Over the past year, we've helped companies put thousands of AI agents to work. These agents have handled everything from tier 1 phone and chat support to pulling insights from mountains of data and process automation. Along the way, we've learned some critical lessons about what really works—and what doesn't work.
Large Language Models(LLM) are smart and getting smarter, but they don't inherently know your business, your data, your processes, or your intent. The single biggest factor in an agent's success is providing it with the right information and tools at the right time. Without proper context and system access, even the most capable model will struggle to deliver meaningful results.
This mental shift changes everything. Instead of thinking "How do I program this?" you need to think "How do I delegate this effectively?" What context and resources does the agent need? What does success look like? How will I measure performance?
Focus more on prompts than logic. Remember: don't design, give context.
Start with generic tools for agents like file systems and code sandboxes versus building specialized tools. For example, if you want an agent to keep track of subtasks, just add instructions to the prompt to create a file and check off items when done.
Start with frontier models and then optimize. Models are rapidly becoming cheaper, faster, and smarter. Don't waste your time getting small LLMs working on a task until you validate a larger model can do it. With good evaluations (see below), you can do this easily.
When an agent doesn't perform as expected (and it will happen), you need to understand why. Was it the prompt? The data it accessed? The tool it tried to use? Without tools to trace the agent's "thought process"—its inputs, the LLM's responses, the actions it took—you're just guessing.
AI agents are non-deterministic - you can't just write a unit test and call it a day. Having robust evaluations pays dividends and forms the foundation for reliable AI systems. Use an 'LLM as a judge' and specialized RAG evaluations to evaluate an agent's output for accuracy, helpfulness, relevance, detect hallucination and potential harm. This is a new discipline and vital for trust.
Deploy evaluation systems in two complementary ways:
Without evaluations, you can't measure, and if you can't measure, you can't optimize or improve performance.
Here's a common scenario: Give an agent access to systems like Salesforce and Zendesk via API or MCP (Model Context Protocol) with an open-ended objective, and it sometimes works! However, it might take 30 minutes and $500 in LLM usage to figure things out (true story). Users expect quick responses and won't wait 15 minutes for routine queries or tasks.

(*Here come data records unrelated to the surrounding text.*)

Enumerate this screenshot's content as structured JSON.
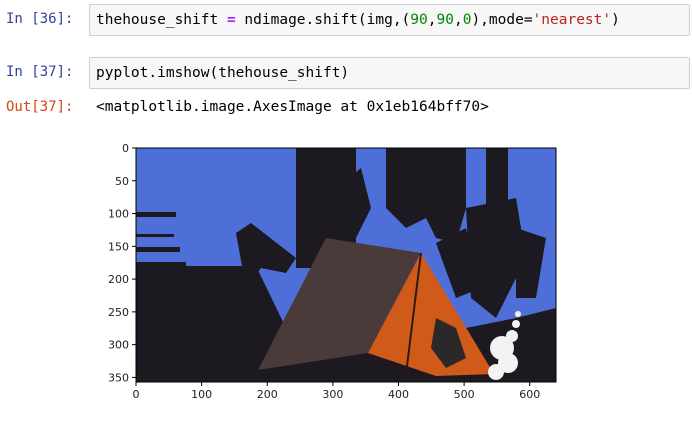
{
  "cells": [
    {
      "prompt": "In [36]:",
      "code": {
        "var": "thehouse_shift",
        "op": " = ",
        "call": "ndimage.shift(img,(",
        "n1": "90",
        "c1": ",",
        "n2": "90",
        "c2": ",",
        "n3": "0",
        "close": "),mode=",
        "str": "'nearest'",
        "end": ")"
      }
    },
    {
      "prompt": "In [37]:",
      "code_text": "pyplot.imshow(thehouse_shift)",
      "out_prompt": "Out[37]:",
      "output_text": "<matplotlib.image.AxesImage at 0x1eb164bff70>"
    }
  ],
  "plot": {
    "x_ticks": [
      "0",
      "100",
      "200",
      "300",
      "400",
      "500",
      "600"
    ],
    "y_ticks": [
      "0",
      "50",
      "100",
      "150",
      "200",
      "250",
      "300",
      "350"
    ],
    "colors": {
      "sky": "#4f6fd8",
      "dark": "#1c1a20",
      "tent_dark": "#4a3a3a",
      "tent_orange": "#d05a1a",
      "smoke": "#f2f2f2"
    }
  }
}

Pre-process your data. Don't make agents fetch everything on demand. Index your business data to speed up queries and searches. This saves time and money.
Implement agent reflection. Enable agents to learn from experience and apply those lessons. For example, if an agent discovers that tickets labeled as "API" channel and "Product X" in the system are actually phone calls (based on human feedback or other context), it should remember this pattern and apply it when analyzing volume metrics.

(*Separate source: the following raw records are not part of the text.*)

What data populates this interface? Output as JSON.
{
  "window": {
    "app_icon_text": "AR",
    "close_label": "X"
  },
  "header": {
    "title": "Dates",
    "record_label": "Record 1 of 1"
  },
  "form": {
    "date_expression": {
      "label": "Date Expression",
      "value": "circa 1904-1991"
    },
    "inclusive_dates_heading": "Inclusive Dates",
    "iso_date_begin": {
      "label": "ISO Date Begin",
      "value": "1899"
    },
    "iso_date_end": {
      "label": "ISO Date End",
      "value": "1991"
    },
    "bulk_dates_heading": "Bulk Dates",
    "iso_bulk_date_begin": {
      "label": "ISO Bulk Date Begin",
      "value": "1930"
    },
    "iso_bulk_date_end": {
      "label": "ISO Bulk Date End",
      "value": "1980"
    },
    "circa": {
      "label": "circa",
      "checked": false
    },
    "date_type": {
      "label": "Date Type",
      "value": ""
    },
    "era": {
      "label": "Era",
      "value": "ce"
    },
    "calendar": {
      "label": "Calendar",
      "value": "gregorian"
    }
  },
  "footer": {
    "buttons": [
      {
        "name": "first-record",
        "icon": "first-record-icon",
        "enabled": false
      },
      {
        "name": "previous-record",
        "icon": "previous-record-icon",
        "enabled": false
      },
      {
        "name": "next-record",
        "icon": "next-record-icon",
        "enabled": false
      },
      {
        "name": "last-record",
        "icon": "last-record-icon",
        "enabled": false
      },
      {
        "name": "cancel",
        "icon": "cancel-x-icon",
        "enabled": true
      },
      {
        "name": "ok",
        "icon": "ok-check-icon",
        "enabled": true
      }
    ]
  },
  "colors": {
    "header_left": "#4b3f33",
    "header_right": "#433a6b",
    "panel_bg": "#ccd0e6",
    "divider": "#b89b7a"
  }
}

Use knowledge compression. Rather than having agents re-read entire call transcripts or email threads, implement preprocessing that creates summaries and extracts structured data. This allows agents to process and act on information orders of magnitude faster.
AI can generate a lot of content. But if that content isn't concise, actionable, and delivered at the right moment, it just adds to human cognitive load. The goal is to make humans move faster by surfacing insights, understanding user intent, and taking actions that reduce human effort, not just shift it.

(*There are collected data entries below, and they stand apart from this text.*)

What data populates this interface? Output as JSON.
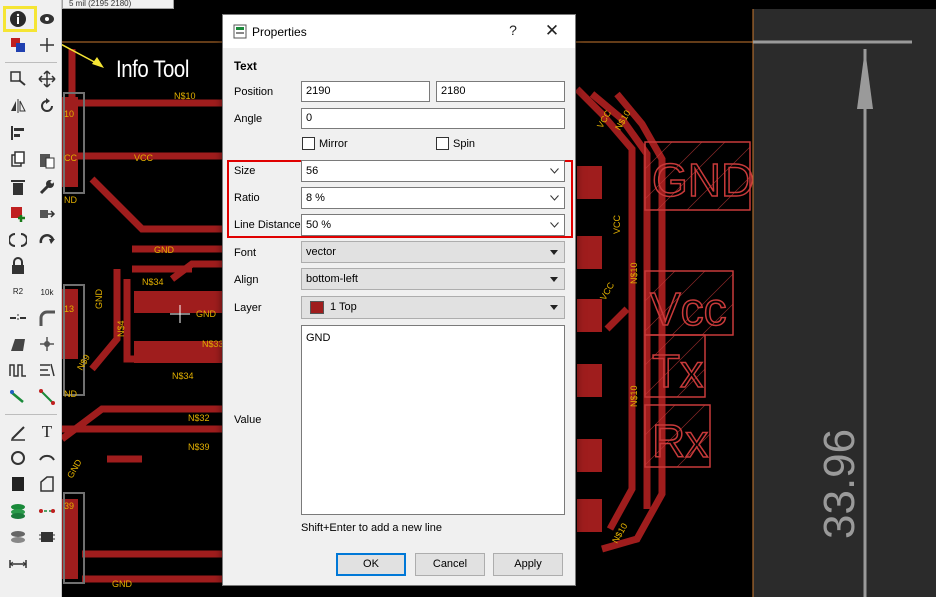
{
  "coordinate_readout": "5 mil (2195 2180)",
  "annotation": {
    "label": "Info Tool",
    "highlight_color": "#f5e534"
  },
  "board": {
    "signal_labels": [
      "N$10",
      "VCC",
      "GND",
      "N$4",
      "N$34",
      "N$33",
      "N$4",
      "N$34",
      "N$32",
      "N$39",
      "GND",
      "N$10",
      "VCC",
      "VCC",
      "VCC",
      "N$10",
      "N$10",
      "N$10",
      "GND",
      "GND",
      "N$9",
      "GND"
    ],
    "pad_labels_left": [
      "10",
      "CC",
      "ND",
      "13",
      "ND",
      "39"
    ],
    "silkscreen": [
      "GND",
      "Vcc",
      "Tx",
      "Rx"
    ],
    "dimension_value": "33.96",
    "trace_color": "#9f1d1d",
    "silk_color": "#c83a3a",
    "label_color": "#e2b000"
  },
  "dialog": {
    "title": "Properties",
    "help": "?",
    "close": "✕",
    "section": "Text",
    "position_label": "Position",
    "position_x": "2190",
    "position_y": "2180",
    "angle_label": "Angle",
    "angle_value": "0",
    "mirror_label": "Mirror",
    "spin_label": "Spin",
    "size_label": "Size",
    "size_value": "56",
    "ratio_label": "Ratio",
    "ratio_value": "8 %",
    "line_distance_label": "Line Distance",
    "line_distance_value": "50 %",
    "font_label": "Font",
    "font_value": "vector",
    "align_label": "Align",
    "align_value": "bottom-left",
    "layer_label": "Layer",
    "layer_value": "1 Top",
    "layer_color": "#9f1d1d",
    "value_label": "Value",
    "value_text": "GND",
    "hint": "Shift+Enter to add a new line",
    "ok": "OK",
    "cancel": "Cancel",
    "apply": "Apply",
    "highlight_color": "#e00000"
  },
  "toolbar": {
    "icons": [
      "info-icon",
      "eye-icon",
      "layers-icon",
      "origin-icon",
      "move-icon",
      "mirror-icon",
      "rotate-icon",
      "align-icon",
      "copy-icon",
      "paste-icon",
      "delete-icon",
      "wrench-icon",
      "add-icon",
      "replace-icon",
      "smash-icon",
      "change-icon",
      "lock-icon",
      "name-icon",
      "value-icon",
      "split-icon",
      "miter-icon",
      "optimize-icon",
      "route-icon",
      "meander-icon",
      "ripup-icon",
      "wire-icon",
      "text-icon",
      "circle-icon",
      "arc-icon",
      "rect-icon",
      "polygon-icon",
      "via-icon",
      "signal-icon",
      "hole-icon",
      "attribute-icon",
      "dimension-icon"
    ],
    "text_tool_glyph": "T",
    "r2_label": "R2",
    "r2_sub": "10k"
  }
}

What works for one or two agents can break down when you have dozens or hundreds. This is where you wish you had started with observability and evaluations built in. These problems compound. Planning for this from a management and governance perspective is crucial, even if you're starting small.
AI costs can spiral quickly with multiple agents running 24/7. Use smaller models for simple tasks and save expensive ones for complex work and planning. Implement circuit breakers for both spending and time limits.
AI agents create unique security challenges by operating across multiple systems and data sources. The key question: how do you verify proper user authorization when an agent acts on their behalf? Agents must inherit and maintain appropriate user permissions throughout their operations, with careful logging and auditing of all interactions.
These are just some of the lessons we've learned so far. The field is evolving incredibly fast, and while these insights have helped us, I'm certain there's still much more to discover. I'd love to hear what you've learned in your own AI journey.